Les carnets de rappel numériques ont a priori l'avantage de rendre les informations qu'ils contiennent moins accessibles au tout-venant que leurs équivalents papier, et de limiter encore davantage les risques de contamination. Dans les deux cas, les noms et numéros de téléphone des clients ne pourront être utilisés à des fins marketing.

"Les données enregistrées sur les carnets de rappel que nous avons conçus ne seront utilisées qu'à des fins exceptionnelles dues à ces mesures sanitaires, et non à des fins commerciales", explique Sarah-Diane Eck, à l'origine de cette solution proposée par Bonjour Menu, qui envisage à terme de faire directement le lien avec les brigades sanitaires, sur demande de plusieurs restaurateurs.

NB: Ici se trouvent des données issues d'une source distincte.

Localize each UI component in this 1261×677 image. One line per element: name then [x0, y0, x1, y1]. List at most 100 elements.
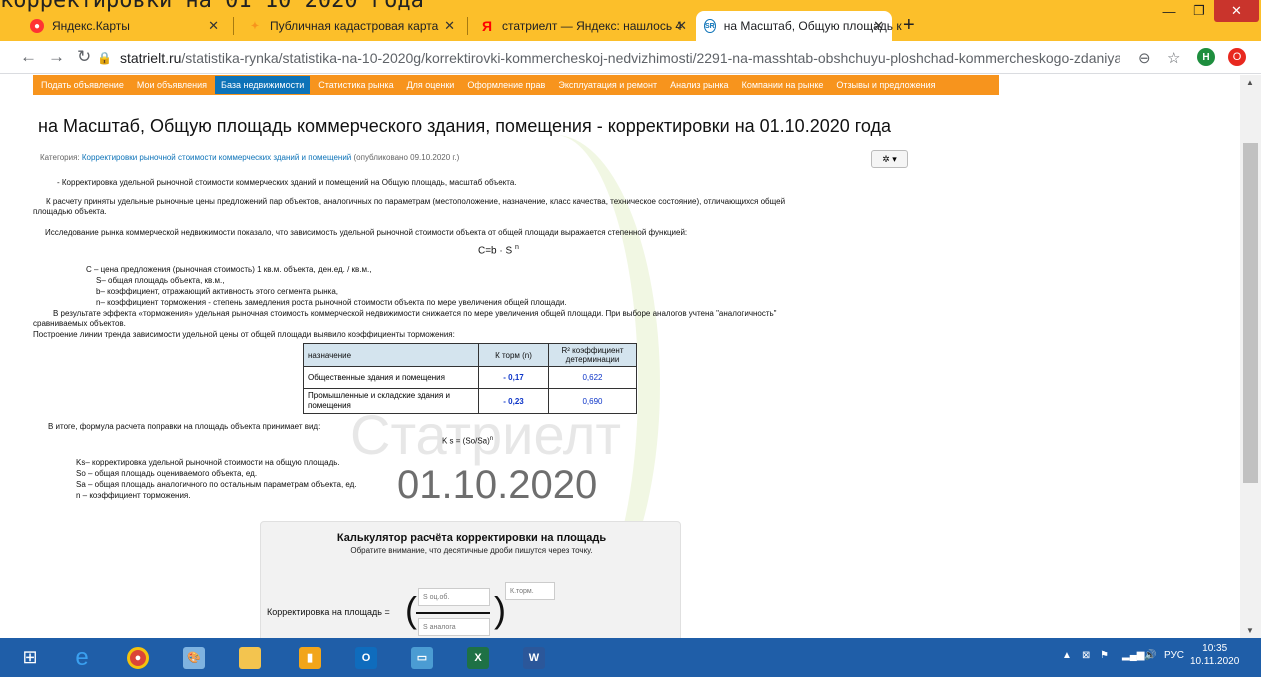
- extension-icon[interactable]: O: [1228, 48, 1246, 66]
- tab-cadastral-map[interactable]: ✦ Публичная кадастровая карта ✕: [240, 11, 463, 41]
- tab-label: Яндекс.Карты: [52, 19, 130, 33]
- nav-item-my-ads[interactable]: Мои объявления: [137, 80, 207, 90]
- lock-icon: 🔒: [97, 51, 112, 65]
- outlook-icon[interactable]: O: [344, 642, 388, 673]
- formula-correction-exponent: n: [489, 436, 494, 442]
- paragraph-intro: - Корректировка удельной рыночной стоимо…: [57, 178, 517, 187]
- table-cell: - 0,17: [478, 366, 549, 389]
- tab-separator: [467, 17, 468, 35]
- restore-icon[interactable]: ❐: [1186, 0, 1212, 22]
- word-icon[interactable]: W: [512, 642, 556, 673]
- minimize-icon[interactable]: —: [1154, 0, 1184, 22]
- nav-item-market-analysis[interactable]: Анализ рынка: [670, 80, 728, 90]
- forward-icon[interactable]: →: [48, 47, 65, 67]
- definition-ks: Ks– корректировка удельной рыночной стои…: [76, 458, 340, 467]
- definition-c: С – цена предложения (рыночная стоимость…: [86, 265, 372, 274]
- internet-explorer-icon[interactable]: e: [60, 642, 104, 673]
- windows-taskbar: ⊞ e ● 🎨 ▮ O ▭ X W ▲ ⊠ ⚑ ▂▄▆ 🔊 РУС 10:35 …: [0, 638, 1261, 677]
- paragraph-method: К расчету приняты удельные рыночные цены…: [46, 197, 786, 206]
- bookmark-star-icon[interactable]: ☆: [1167, 49, 1180, 67]
- tray-language[interactable]: РУС: [1164, 650, 1184, 661]
- sa-input[interactable]: S аналога: [418, 618, 490, 636]
- category-prefix: Категория:: [40, 153, 80, 162]
- scroll-thumb[interactable]: [1243, 143, 1258, 483]
- so-input[interactable]: S оц.об.: [418, 588, 490, 606]
- tray-expand-icon[interactable]: ▲: [1062, 650, 1072, 661]
- paragraph-effect: В результате эффекта «торможения» удельн…: [53, 309, 777, 318]
- tray-volume-icon[interactable]: 🔊: [1144, 650, 1156, 661]
- nav-item-companies[interactable]: Компании на рынке: [742, 80, 824, 90]
- scroll-up-icon[interactable]: ▲: [1246, 78, 1254, 87]
- close-icon[interactable]: ✕: [873, 18, 884, 34]
- calculator-title: Калькулятор расчёта корректировки на пло…: [336, 532, 607, 544]
- scroll-down-icon[interactable]: ▼: [1246, 626, 1254, 635]
- chrome-icon[interactable]: ●: [116, 642, 160, 673]
- new-tab-button[interactable]: +: [903, 14, 915, 37]
- browser-tab-strip: корректировки на 01 10 2020 года ● Яндек…: [0, 0, 1261, 41]
- nav-item-realty-base[interactable]: База недвижимости: [215, 76, 311, 94]
- table-header-row: назначение К торм (n) R² коэффициент дет…: [303, 343, 637, 367]
- back-icon[interactable]: ←: [20, 47, 37, 67]
- profile-avatar[interactable]: Н: [1197, 48, 1215, 66]
- article-category: Категория: Корректировки рыночной стоимо…: [40, 153, 459, 162]
- tray-network-icon[interactable]: ⊠: [1082, 650, 1090, 661]
- tab-label: статриелт — Яндекс: нашлось 4: [502, 19, 683, 33]
- formula-correction-text: K s = (So/Sa): [442, 436, 490, 446]
- nav-item-reviews[interactable]: Отзывы и предложения: [836, 80, 935, 90]
- paragraph-method-cont: площадью объекта.: [33, 207, 107, 216]
- reload-icon[interactable]: ↻: [77, 47, 91, 67]
- start-windows-icon[interactable]: ⊞: [8, 642, 52, 673]
- page-scrollbar[interactable]: ▲ ▼: [1240, 75, 1261, 638]
- zoom-icon[interactable]: ⊖: [1138, 49, 1151, 67]
- close-icon[interactable]: ✕: [208, 18, 219, 34]
- tab-yandex-search[interactable]: Я статриелт — Яндекс: нашлось 4 ✕: [472, 11, 695, 41]
- address-url[interactable]: statrielt.ru/statistika-rynka/statistika…: [120, 50, 1120, 66]
- tab-separator: [233, 17, 234, 35]
- tab-yandex-maps[interactable]: ● Яндекс.Карты ✕: [22, 11, 227, 41]
- page-title: на Масштаб, Общую площадь коммерческого …: [38, 116, 892, 136]
- definition-n-brake: n – коэффициент торможения.: [76, 491, 191, 500]
- maps-pin-icon: ●: [30, 19, 44, 33]
- table-header-cell: К торм (n): [478, 343, 549, 367]
- url-path: /statistika-rynka/statistika-na-10-2020g…: [181, 50, 1120, 66]
- close-icon[interactable]: ✕: [676, 18, 687, 34]
- formula-power-exponent: n: [514, 244, 519, 251]
- tray-flag-icon[interactable]: ⚑: [1100, 650, 1109, 661]
- taskbar-clock[interactable]: 10:35 10.11.2020: [1190, 642, 1239, 668]
- yandex-icon: Я: [481, 18, 493, 34]
- formula-power-text: C=b · S: [478, 245, 513, 257]
- fraction-line: [416, 612, 490, 614]
- chart-app-icon[interactable]: ▮: [288, 642, 332, 673]
- nav-item-market-stats[interactable]: Статистика рынка: [318, 80, 393, 90]
- photo-viewer-icon[interactable]: ▭: [400, 642, 444, 673]
- window-close-button[interactable]: ✕: [1214, 0, 1259, 22]
- excel-icon[interactable]: X: [456, 642, 500, 673]
- category-link[interactable]: Корректировки рыночной стоимости коммерч…: [82, 153, 351, 162]
- tray-signal-icon[interactable]: ▂▄▆: [1122, 650, 1144, 661]
- cadastral-icon: ✦: [250, 20, 260, 32]
- table-cell: 0,622: [548, 366, 637, 389]
- paint-icon[interactable]: 🎨: [172, 642, 216, 673]
- file-explorer-icon[interactable]: [228, 642, 272, 673]
- calculator-note: Обратите внимание, что десятичные дроби …: [350, 546, 593, 555]
- nav-item-legal[interactable]: Оформление прав: [467, 80, 545, 90]
- definition-so: So – общая площадь оцениваемого объекта,…: [76, 469, 258, 478]
- paragraph-research: Исследование рынка коммерческой недвижим…: [45, 228, 688, 237]
- nav-item-for-appraisal[interactable]: Для оценки: [407, 80, 455, 90]
- table-cell: Общественные здания и помещения: [303, 366, 479, 389]
- tab-statrielt-active[interactable]: SR на Масштаб, Общую площадь к ✕: [696, 11, 902, 41]
- watermark-logo: Статриелт: [350, 403, 622, 466]
- close-icon[interactable]: ✕: [444, 18, 455, 34]
- nav-item-maintenance[interactable]: Эксплуатация и ремонт: [558, 80, 657, 90]
- watermark-date: 01.10.2020: [397, 463, 598, 507]
- url-host: statrielt.ru: [119, 50, 182, 66]
- definition-s: S– общая площадь объекта, кв.м.,: [96, 276, 225, 285]
- table-row: Общественные здания и помещения - 0,17 0…: [303, 366, 637, 389]
- address-bar[interactable]: 🔒 statrielt.ru/statistika-rynka/statisti…: [97, 45, 1182, 71]
- k-brake-input[interactable]: К.торм.: [505, 582, 555, 600]
- paragraph-effect-cont: сравниваемых объектов.: [33, 319, 126, 328]
- nav-item-submit-ad[interactable]: Подать объявление: [41, 80, 124, 90]
- article-tools-button[interactable]: ✲ ▾: [871, 150, 908, 168]
- definition-n: n– коэффициент торможения - степень заме…: [96, 298, 567, 307]
- published-date: (опубликовано 09.10.2020 г.): [353, 153, 460, 162]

Faire disparaître les numéros

"Dès lors qu'un restaurateur est sollicité par l'ARS (agence régionale de santé), à des fins de traçage, il peut exporter les données récoltées sur un jour et reçoit un avertissement lui rappelant que ces mêmes informations ne peuvent être utilisées à des fins marketing, sous peine de très lourdes sanctions de la CNIL. Il lui sera ainsi impossible de promouvoir son propre restaurant ou un autre service grâce à elles, complète Sarah-Diane Eck, en indiquant que toutes les données récoltées sont supprimées au bout de trente jours.

De manière générale, le gouvernement impose toutefois aux restaurateurs de détruire l'ensemble des données au bout de 14 jours, soit une période équivalente à la durée d'incubation maximale du Covid-19.

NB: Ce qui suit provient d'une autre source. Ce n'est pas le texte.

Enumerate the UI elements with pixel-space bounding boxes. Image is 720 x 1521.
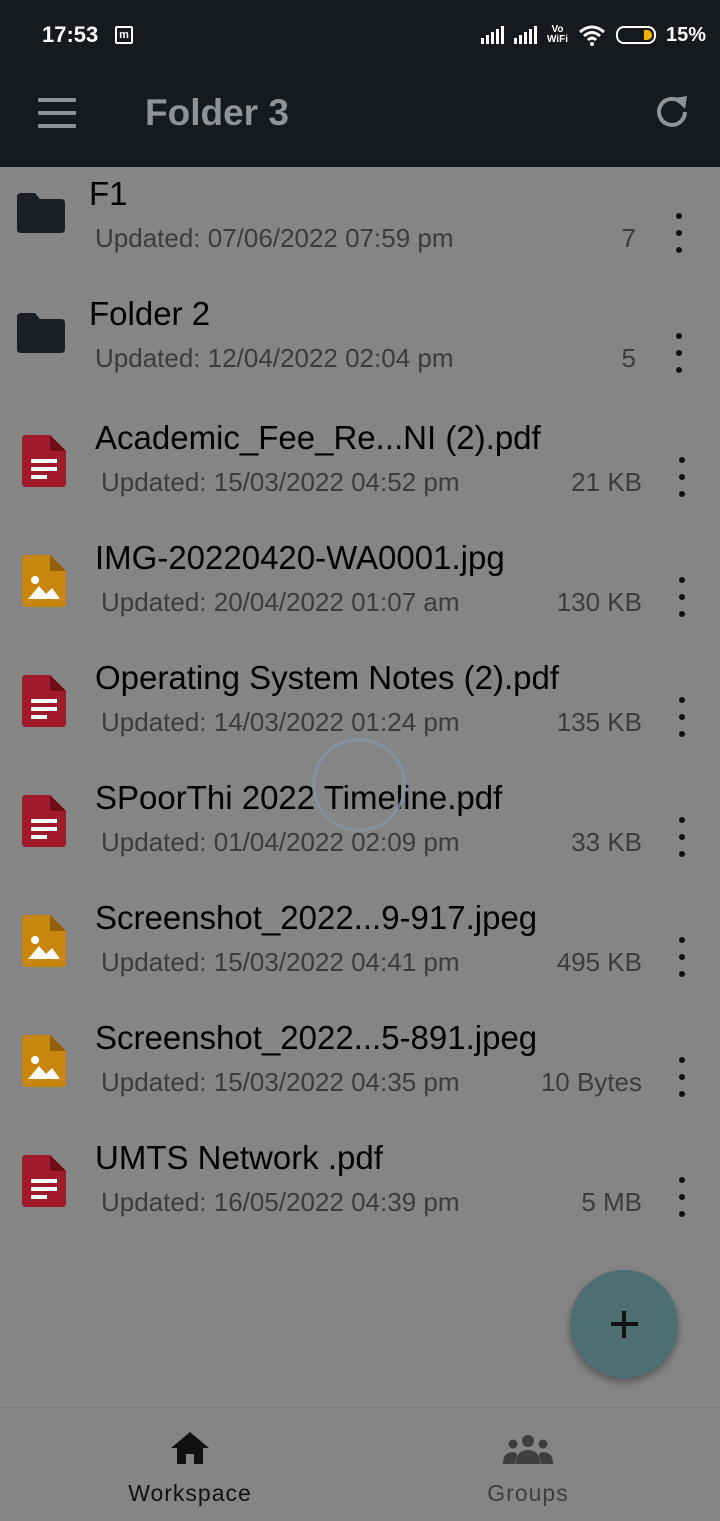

L'un des risques principaux des carnets de rappel tient enfin au détournement des données qu'ils contiennent. Le quotidien allemand Der Spiegel rapporte d'ores et déjà plusieurs cas d'utilisations frauduleuses de données, dans les restaurants allemands ayant pris de l'avance sur les franciliens.

Une soixantaine de plaintes ont ainsi été déposées en Rhénanie du Nord-Westphalie, et une cinquantaine en Bavière. Des entrepreneurs ont notamment pu avoir accès à des listes insuffisamment protégées, pour constituer de larges bases de données clients et donner plus d'écho à leurs newsletters.

Déployés à marche forcée, ces carnets de rappel seront-ils efficaces ? Encore faut-il que les clients jouent le jeu, et ne renseignent pas de fausses informations à leur sujet pour brouiller les pistes. En la matière, aucun d'entre eux n'est soumis à aucune obligation.